Atal's visit was all about trust, peace
The most noteworthy lines in the joint declaration that emerged from Atal Bihari Vajpayee's official visit to China may well have been the following: "The two countries are not a threat to each other. Neither side shall use or threaten to use force against the other."
Innocuous, but they capture the number one goal of Sino-Indian relations in the 21st century.
India and China are nouveau powers. Each passing year they exert more influence, further afield, in more parts of the world. Both know nothing would be more damaging to their respective ambitions than a collision with the other. "We both see ourselves as having a larger role to perform on the global stage and want relations to be non-confrontational," said an Indian official.
Which is why the pacific principles of Panchsheel was the mantra of the visit, chanted by both sides whenever possible. New Delhi sought to hark back to a "pre-conflict Sino-Indian relationship." Indian officials are pleased both sides "separately and together" mentioned Panchsheel during the visit.
And to make sure the message is not lost, the two governments plan to mark the 50th anniversary of the Panchsheel declaration in April next year. It's about "keeping us away from conflict mode," explains VR Raghavan, formerly director-general military operations of the Indian army.
Vajpayee made the point at his Peking University address: "The simple truth is that there is no objective reason for discord between us, and neither of us is a threat to the other. These simple, but profound, principles should form the bedrock of the future India-China partnership."
Just before the visit, Chinese Premier Wen Jiabao made similar noises. China's "new security concept" revolved around stability, he said.
Beijing's main priority was a "sound environment in its surrounding areas" so China could focus on "modernisation" and "national reunification." Translation: We don't want hassles with our neighbours. We need to build our economy. If we have a foreign policy concern, it's grabbing back Taiwan.
The "no threat" bit of the joint declaration, say Indian officials, was an attempt to "bury the hatchet" after New Delhi blundered by citing the yellow peril as the rationale for the 1998 Pokhran II nuclear tests. That came too close to saying a clash of the Asian titans was inevitable.
Premier Wen offered his own reassurance, saying the day before the Indian delegation landed that China "will never seek hegemony."
In New Delhi's eyes, the "no threat" clause was one of three significant new clauses that were part of the joint declaration.

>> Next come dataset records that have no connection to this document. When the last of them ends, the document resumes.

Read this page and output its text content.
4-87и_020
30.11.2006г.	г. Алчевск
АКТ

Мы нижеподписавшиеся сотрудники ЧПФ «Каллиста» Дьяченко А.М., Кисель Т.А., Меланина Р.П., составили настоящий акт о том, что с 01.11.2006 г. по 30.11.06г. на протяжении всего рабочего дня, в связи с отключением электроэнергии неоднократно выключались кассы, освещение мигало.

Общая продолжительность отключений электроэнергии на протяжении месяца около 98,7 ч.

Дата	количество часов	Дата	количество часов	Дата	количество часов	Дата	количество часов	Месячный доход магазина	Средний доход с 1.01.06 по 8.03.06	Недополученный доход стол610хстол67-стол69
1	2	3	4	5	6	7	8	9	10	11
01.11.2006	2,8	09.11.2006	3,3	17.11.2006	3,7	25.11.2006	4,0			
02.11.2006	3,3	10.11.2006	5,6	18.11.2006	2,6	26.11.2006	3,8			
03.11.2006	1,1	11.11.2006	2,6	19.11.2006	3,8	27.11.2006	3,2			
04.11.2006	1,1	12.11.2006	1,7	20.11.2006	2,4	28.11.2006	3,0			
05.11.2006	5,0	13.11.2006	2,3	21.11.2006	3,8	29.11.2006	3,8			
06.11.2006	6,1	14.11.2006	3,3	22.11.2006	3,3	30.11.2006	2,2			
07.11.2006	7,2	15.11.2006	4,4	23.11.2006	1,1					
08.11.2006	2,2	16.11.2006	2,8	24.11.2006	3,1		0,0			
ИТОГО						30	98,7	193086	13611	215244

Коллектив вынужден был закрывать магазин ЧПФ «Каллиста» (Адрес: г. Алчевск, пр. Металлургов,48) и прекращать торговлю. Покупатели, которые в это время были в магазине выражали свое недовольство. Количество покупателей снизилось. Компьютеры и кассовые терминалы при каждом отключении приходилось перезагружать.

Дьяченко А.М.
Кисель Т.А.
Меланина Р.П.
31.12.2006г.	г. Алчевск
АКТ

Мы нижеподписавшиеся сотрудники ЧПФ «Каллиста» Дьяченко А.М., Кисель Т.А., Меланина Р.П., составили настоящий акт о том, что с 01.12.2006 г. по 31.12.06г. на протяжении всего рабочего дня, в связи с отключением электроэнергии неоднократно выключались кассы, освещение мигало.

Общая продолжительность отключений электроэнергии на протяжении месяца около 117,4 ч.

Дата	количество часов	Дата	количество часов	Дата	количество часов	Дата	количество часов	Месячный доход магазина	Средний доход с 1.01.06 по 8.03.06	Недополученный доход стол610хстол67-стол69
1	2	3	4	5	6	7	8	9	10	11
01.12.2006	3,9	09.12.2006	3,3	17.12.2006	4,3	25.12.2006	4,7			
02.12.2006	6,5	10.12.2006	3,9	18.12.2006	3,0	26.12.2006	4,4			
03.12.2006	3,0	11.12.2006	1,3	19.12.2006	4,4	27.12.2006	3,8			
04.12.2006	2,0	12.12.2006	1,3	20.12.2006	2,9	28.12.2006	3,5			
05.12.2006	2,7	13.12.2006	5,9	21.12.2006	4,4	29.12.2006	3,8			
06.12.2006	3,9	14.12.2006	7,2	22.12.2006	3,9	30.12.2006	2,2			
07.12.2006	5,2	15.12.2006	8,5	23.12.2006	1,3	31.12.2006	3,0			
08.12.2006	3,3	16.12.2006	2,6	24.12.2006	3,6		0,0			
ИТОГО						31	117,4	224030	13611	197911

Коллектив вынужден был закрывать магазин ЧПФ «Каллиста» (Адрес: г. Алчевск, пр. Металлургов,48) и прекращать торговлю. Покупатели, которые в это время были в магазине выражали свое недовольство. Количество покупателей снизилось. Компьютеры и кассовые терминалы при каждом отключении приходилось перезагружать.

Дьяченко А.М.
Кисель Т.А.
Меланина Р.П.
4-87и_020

The second bit was the line agreeing to defence exchanges, a direct result of the preparatory visit to China by Defence Minister George Fernandes. "Military exchanges puts the relationship one step higher," said an Indian official. It's also important because the People's Liberation Army remains a bastion of anti-Indian sentiment in the Middle Kingdom's ruling apparatus.
The third modest leap forward was a setting up of a joint study group. "This is about far more than just trade," say Indian officials. The idea is to move towards a "comprehensive trade package" that runs through everything from customs to investment. It's also important because of the unwritten hope that it will have an impact on the Sino-Pakistani axis.
Vajpayee did not raise the roof about China's nuclear hobnobbing with Pakistan on purpose. New Delhi knew Beijing would just roll its standard response, "Our relationship with Pakistan is not aimed at any third country." The idea, said an official, "is that if we develop stakes in each other, it will weaken stakes we will have in other countries." Which other country is obvious.
This is not to say the border dispute is irrelevant. New Delhi has no doubt this nettle will have to tackled eventually. But it is determined not to let territorial nitpicking obscure the much larger stakes of the bilateral relationship.
India's successful pitch was to sell the idea of having special representatives discuss the border dispute. Vajpayee had made this suggestion in 1979 without success. This time, Beijing was ready.
The expectation is that these one-on-one talks will bring a "political perspective" to bear on this mind-numbing debate. New Delhi wanted to go beyond the two countries "parroting principles and formulae" without being able to agree on what these mean. "Principles need a political perspective," said an official. And that's where the representatives will come in.
Former foreign secretary, JN Dixit, while mildly critical that India allowed such a "detailed" formulation on Tibet, is among those who hopes the representatives will provide "new impetus" to the border talks.
New Delhi has no doubts. Vajpayee's visit was about buffering relations between Asia's two power-climbers. "It was about agreeing that ours was not a zero-sum game." Or, as the Indian prime minister told a Chinese audience, ensuring both sides understood "the difference between healthy competition and divisive rivalry."
That the two could muster a Sikkim-Tibet trade-off was "icing on the cake," a bonus the Indian delegation had not banked on when they left for Beijing 10 days ago. They had carried not maps, but a much bigger picture in their briefing books.